Une vague de messages textes malveillants qui déferle sur le Québec est liée à une infrastructure russe responsable de nombreuses attaques et opérations d’hameçonnage partout dans le monde dans les dernières semaines, a constaté La Presse.

Dans les derniers jours, de nombreux Québécois ont reçu des textos sur leur téléphone cellulaire exigeant le paiement d’une contravention pour excès de vitesse.

« Un radar a détecté que votre véhicule circulait à 56 km/h dans une zone scolaire limitée à 30 km/h », indiquent les messages en provenance de différents numéros de téléphone bidon. « Veuillez régler cette infraction avant le 4 février 2024 afin d’éviter des frais de retard excessifs. »

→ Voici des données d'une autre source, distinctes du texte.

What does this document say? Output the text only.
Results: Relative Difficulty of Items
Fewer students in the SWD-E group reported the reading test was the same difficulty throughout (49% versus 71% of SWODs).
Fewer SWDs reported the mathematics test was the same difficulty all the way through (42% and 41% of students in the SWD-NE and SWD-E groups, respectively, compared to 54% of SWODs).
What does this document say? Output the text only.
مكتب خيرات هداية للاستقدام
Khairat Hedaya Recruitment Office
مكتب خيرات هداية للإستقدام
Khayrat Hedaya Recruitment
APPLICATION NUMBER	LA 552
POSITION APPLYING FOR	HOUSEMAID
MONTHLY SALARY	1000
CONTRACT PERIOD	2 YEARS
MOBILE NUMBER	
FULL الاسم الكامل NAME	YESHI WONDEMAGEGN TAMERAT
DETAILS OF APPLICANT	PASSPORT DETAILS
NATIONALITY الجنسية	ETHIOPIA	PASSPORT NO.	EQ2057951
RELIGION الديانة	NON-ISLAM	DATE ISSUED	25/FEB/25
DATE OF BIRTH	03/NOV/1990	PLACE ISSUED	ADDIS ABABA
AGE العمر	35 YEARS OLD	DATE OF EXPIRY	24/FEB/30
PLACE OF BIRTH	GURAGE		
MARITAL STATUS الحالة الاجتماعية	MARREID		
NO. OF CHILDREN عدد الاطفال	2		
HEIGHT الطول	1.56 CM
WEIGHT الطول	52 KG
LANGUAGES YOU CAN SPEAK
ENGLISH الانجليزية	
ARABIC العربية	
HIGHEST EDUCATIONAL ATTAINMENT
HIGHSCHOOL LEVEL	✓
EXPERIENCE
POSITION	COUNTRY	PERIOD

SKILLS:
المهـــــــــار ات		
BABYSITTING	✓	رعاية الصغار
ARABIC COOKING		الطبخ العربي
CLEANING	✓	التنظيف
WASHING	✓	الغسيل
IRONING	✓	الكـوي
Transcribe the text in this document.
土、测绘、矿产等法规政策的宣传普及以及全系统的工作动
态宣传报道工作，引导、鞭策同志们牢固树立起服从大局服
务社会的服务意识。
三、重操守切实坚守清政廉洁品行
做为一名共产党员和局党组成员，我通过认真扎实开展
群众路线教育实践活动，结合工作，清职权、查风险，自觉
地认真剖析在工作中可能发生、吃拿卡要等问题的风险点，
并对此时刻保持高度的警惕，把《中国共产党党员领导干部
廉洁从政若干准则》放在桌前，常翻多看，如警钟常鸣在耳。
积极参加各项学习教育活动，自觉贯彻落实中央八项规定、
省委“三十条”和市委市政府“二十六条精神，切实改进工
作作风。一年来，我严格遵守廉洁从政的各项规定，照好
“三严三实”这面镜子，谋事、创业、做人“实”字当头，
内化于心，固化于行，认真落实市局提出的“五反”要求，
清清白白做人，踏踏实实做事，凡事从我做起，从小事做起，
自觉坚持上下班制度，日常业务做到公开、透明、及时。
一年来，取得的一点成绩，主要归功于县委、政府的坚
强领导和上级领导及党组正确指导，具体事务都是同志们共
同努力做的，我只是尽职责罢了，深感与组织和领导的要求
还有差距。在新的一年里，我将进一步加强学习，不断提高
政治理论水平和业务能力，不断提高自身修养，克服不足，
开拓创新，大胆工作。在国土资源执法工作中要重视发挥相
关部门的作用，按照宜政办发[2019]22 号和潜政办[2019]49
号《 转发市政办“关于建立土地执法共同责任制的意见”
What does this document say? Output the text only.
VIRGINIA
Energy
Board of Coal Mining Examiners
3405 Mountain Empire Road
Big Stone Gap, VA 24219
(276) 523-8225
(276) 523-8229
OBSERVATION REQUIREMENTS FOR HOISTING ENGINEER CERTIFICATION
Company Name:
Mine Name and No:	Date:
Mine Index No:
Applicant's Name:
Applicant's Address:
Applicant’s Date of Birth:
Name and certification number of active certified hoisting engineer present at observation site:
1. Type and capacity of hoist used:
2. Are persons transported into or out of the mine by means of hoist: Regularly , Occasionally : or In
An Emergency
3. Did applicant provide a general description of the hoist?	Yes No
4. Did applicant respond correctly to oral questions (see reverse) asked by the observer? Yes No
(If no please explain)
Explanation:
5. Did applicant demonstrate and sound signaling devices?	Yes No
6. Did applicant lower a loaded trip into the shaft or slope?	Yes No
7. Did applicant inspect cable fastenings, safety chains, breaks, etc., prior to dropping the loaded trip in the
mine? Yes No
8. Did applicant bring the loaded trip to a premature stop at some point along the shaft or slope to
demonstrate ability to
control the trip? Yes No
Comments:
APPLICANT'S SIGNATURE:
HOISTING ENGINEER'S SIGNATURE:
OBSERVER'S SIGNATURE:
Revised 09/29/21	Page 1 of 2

Les liens sur lesquels on est invité à cliquer conduisent à des pages qui reprennent en tous points l’environnement graphique du site web du ministère de la Justice du Québec. Des coordonnées personnelles et des informations bancaires y sont demandées ; celles-ci pourront ensuite être vendues dans le web clandestin (dark web) ou utilisées pour réaliser des transactions courantes.

Cette technique d’hameçonnage (phishing) par texto (smishing) a le vent dans les voiles, notamment en raison de la facilité avec laquelle les fraudeurs de partout dans le monde peuvent opérer sans être inquiétés par les autorités.

« Il n’y a pas nécessairement plus de tentatives, mais elles sont plus ciblées », explique Fyscillia Ream, coordonnatrice scientifique à la Chaire de recherche en prévention de la cybercriminalité. Et les fraudeurs, note-t-elle, sont plus réactifs à l’actualité. Elle cite par exemple l’envoi massif de textos frauduleux après une panne d’Hydro-Québec causée par une tempête de verglas en avril dernier.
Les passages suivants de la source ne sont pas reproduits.